“The 13th Target will create a host of new fans for the author. . . . a winning formula.”
Mark de Castrique has penned an intriguing story involving a topical and controversial subject: the Federal Reserve.
Some blame the Fed for causing our nation’s money woes and wish for the dissolution of the institution. Others feel the Fed is actually run by a secret cabal of foreigners who are skimming American money and sending it to other countries, perhaps even third world dictators.
Conspiracies abound, both in real life and in The 13th Target.
The author creates a likeable protagonist in Rusty Mullins, a former Secret Service agent who pulls the pin after losing his wife to cancer. In a sense, Mullins trades one protection job for another, hiring on with a private protection firm.
The problems begin when Rusty’s designated protectee, a high-ranking Federal Reserve executive and chief liaison with the U.S. Treasury, is found dead, ostensibly by suicide.
Mullins’ law enforcement instincts kick in, and he soon begins an investigation of his own into the alleged suicide. He digs around and discovers his charge was murdered. That conclusion results in a complicated conspiracy threatening Rusty, his family, and the authorities at the Fed, as well as politicians in Washington, D.C.
An interesting diversion occurs when the author involves a novelist in this sizzling story. An internationally acclaimed thriller writer, the character piques the readers’ interest, but doesn’t distract from the main story.

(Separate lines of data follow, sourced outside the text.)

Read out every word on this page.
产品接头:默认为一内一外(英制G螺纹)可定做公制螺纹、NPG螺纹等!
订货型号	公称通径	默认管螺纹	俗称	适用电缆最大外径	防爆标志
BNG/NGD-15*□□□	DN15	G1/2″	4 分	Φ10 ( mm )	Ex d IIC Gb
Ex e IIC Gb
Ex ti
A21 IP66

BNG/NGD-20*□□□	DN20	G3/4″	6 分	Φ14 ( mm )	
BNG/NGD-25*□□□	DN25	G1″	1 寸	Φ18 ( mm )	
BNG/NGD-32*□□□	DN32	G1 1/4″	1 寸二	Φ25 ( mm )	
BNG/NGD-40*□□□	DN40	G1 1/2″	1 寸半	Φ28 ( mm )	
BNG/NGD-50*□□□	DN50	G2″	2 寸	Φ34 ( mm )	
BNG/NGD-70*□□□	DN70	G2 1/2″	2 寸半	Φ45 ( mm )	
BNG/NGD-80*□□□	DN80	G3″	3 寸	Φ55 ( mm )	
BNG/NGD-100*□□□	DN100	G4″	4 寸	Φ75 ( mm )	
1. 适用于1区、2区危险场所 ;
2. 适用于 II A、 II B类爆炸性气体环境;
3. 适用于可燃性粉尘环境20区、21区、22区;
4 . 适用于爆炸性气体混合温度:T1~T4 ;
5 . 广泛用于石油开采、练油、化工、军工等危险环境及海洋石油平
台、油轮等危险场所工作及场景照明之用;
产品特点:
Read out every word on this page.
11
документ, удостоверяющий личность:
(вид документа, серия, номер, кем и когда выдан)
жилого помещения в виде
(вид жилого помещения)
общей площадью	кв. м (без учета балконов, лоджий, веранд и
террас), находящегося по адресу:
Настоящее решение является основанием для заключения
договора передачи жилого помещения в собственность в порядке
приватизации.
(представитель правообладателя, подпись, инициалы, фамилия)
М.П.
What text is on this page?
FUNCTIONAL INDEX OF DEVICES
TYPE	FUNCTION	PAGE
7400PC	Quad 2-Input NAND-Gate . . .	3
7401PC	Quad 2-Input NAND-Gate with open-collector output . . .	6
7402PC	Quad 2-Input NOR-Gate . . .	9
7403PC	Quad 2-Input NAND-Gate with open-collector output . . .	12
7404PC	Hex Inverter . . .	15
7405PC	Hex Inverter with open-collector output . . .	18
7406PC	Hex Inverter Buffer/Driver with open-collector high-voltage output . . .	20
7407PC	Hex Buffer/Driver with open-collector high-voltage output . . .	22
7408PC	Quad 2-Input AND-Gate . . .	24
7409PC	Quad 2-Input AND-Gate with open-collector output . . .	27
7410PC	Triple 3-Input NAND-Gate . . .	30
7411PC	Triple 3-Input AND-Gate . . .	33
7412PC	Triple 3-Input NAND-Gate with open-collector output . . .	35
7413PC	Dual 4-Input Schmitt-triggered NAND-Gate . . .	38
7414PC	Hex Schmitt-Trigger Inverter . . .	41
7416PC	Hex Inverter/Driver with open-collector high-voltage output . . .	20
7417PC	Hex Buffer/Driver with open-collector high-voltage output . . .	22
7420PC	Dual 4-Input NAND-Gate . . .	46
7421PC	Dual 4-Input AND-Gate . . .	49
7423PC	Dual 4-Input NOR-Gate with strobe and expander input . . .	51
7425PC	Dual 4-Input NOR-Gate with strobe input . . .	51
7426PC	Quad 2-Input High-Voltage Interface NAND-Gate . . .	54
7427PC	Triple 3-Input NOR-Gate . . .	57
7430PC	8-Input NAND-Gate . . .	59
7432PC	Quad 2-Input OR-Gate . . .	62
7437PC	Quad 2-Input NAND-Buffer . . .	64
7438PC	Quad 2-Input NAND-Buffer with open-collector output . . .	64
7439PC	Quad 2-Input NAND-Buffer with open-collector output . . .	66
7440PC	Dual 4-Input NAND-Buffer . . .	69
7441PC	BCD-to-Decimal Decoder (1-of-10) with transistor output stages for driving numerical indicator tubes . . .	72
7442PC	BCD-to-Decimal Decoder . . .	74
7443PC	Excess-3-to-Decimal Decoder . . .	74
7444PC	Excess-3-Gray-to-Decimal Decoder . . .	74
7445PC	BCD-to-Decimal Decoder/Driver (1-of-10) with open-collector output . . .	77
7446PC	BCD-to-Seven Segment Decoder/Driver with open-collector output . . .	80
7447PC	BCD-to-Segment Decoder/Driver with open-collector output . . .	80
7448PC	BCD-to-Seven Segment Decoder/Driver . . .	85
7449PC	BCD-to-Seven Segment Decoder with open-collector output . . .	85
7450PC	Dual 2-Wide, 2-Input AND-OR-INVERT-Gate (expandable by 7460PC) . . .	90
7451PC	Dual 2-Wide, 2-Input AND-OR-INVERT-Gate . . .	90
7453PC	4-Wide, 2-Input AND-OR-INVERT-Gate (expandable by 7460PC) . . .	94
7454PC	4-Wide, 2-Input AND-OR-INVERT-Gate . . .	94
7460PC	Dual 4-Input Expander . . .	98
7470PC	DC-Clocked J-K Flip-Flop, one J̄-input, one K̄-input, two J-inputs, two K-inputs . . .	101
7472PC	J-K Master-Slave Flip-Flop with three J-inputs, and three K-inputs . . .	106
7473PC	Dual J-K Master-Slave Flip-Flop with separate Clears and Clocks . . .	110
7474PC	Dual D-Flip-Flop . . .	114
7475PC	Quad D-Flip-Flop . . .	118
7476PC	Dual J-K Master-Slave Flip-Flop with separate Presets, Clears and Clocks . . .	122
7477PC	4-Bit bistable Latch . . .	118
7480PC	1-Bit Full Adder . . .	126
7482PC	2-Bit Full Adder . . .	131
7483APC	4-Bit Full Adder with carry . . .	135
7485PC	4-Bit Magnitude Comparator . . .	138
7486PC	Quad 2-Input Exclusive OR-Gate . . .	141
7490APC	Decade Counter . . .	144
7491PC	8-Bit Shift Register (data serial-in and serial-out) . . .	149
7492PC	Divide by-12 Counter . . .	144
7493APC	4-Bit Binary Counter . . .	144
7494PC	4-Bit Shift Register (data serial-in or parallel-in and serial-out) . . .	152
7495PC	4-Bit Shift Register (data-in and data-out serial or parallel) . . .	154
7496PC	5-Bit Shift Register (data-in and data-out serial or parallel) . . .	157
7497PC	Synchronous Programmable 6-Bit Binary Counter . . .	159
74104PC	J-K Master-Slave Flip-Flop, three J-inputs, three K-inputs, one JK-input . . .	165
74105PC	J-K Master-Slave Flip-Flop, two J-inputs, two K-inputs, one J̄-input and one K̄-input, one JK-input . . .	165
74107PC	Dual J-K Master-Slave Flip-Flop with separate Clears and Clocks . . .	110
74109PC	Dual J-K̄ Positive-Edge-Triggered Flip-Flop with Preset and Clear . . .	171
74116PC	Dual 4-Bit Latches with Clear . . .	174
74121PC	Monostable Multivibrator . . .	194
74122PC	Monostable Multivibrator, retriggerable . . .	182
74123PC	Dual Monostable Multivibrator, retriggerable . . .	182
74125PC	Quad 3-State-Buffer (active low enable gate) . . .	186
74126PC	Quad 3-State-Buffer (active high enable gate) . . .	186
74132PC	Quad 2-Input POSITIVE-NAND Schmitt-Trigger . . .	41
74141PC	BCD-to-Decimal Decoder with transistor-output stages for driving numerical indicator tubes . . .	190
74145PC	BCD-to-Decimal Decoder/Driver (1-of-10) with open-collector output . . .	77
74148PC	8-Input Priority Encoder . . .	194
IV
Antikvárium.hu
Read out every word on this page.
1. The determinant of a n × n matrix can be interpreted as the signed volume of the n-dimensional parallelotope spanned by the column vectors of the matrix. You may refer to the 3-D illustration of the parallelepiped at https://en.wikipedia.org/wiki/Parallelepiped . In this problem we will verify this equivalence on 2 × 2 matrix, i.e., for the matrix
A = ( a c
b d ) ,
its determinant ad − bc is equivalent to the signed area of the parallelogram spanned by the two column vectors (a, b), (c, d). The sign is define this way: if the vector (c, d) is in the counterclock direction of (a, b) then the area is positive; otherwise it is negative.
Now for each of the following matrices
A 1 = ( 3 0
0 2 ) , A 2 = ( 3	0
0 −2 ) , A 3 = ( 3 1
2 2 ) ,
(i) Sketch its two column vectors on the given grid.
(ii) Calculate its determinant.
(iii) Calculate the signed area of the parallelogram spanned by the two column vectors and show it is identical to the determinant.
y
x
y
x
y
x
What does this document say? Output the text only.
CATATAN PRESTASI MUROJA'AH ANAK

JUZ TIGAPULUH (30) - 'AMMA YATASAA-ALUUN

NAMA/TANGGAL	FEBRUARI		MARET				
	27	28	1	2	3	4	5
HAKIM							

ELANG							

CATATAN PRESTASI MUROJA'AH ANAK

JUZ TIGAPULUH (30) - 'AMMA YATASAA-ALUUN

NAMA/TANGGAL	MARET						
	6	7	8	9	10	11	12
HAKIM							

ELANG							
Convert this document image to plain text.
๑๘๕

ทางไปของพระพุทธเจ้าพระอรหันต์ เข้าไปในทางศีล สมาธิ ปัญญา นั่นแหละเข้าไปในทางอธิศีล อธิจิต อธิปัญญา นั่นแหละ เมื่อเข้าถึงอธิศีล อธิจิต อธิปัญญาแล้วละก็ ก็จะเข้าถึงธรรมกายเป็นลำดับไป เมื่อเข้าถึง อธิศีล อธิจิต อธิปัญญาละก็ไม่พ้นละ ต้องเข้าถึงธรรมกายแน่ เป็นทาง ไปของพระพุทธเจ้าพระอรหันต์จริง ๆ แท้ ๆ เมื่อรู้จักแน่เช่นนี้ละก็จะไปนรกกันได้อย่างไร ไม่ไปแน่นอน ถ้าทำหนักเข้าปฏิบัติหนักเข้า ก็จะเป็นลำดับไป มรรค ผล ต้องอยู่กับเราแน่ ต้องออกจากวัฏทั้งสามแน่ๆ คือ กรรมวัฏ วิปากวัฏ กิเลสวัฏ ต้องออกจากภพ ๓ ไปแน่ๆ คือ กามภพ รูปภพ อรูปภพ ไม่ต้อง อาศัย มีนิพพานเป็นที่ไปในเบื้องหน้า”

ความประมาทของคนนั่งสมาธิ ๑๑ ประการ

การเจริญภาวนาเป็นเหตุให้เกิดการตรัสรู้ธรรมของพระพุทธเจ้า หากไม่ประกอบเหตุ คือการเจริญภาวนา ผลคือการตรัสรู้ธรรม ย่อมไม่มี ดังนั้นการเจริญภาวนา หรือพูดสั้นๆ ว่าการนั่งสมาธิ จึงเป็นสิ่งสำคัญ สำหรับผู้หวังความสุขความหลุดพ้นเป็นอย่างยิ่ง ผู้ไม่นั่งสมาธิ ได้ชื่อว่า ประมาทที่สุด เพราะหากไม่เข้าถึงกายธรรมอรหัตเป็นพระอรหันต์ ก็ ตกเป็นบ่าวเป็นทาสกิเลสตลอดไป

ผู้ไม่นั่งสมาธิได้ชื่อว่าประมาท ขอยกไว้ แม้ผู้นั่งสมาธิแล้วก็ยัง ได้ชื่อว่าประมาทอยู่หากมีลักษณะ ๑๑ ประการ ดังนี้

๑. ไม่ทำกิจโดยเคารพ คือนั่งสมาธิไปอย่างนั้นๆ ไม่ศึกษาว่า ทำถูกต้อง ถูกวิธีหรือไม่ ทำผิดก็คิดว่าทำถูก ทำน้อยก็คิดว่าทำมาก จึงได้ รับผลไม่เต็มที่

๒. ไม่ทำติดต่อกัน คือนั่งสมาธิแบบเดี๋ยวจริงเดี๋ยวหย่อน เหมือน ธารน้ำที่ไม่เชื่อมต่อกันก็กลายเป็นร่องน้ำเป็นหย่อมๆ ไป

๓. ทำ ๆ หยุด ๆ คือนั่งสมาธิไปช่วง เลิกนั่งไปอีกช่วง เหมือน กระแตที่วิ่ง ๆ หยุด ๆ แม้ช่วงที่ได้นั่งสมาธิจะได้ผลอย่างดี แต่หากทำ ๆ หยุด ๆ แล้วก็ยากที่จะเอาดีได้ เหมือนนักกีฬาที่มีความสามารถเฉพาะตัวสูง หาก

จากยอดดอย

For the most part, every twist and turn in The 13th Target is a surprise. Nothing is too predictable, and the ending is very satisfying and unexpected—a key element to a good thriller.
One distraction involves the author using the term “clips” on a couple of occasions when referring to a pistol’s magazine. He also wrote that the Glock pistol that Mullins carries has a safety; it does not. Will these two inaccuracies distract the reader? For someone who knows weapons, it might give pause.
Other than that flub, the author grabs the reader from the first chapter. He includes contemporary issues, and places much of the action in Virginia and D.C., the heart and soul of politics and conspiracy theories. The author also included a one-time newspaper reporter in his cast of characters—a nice touch that ratchets up the suspense.
The 13th Target is a well-constructed story and an exciting read. Mr. de Castrique does not leave any loose ends, resolving every issue and paying off every clue before the story’s conclusion. That’s the mark of a good writer.
The 13th Target will create a host of new fans for the author. I’m hoping he reprises Rusty Mullins’ character in another political thriller. It’s a winning formula.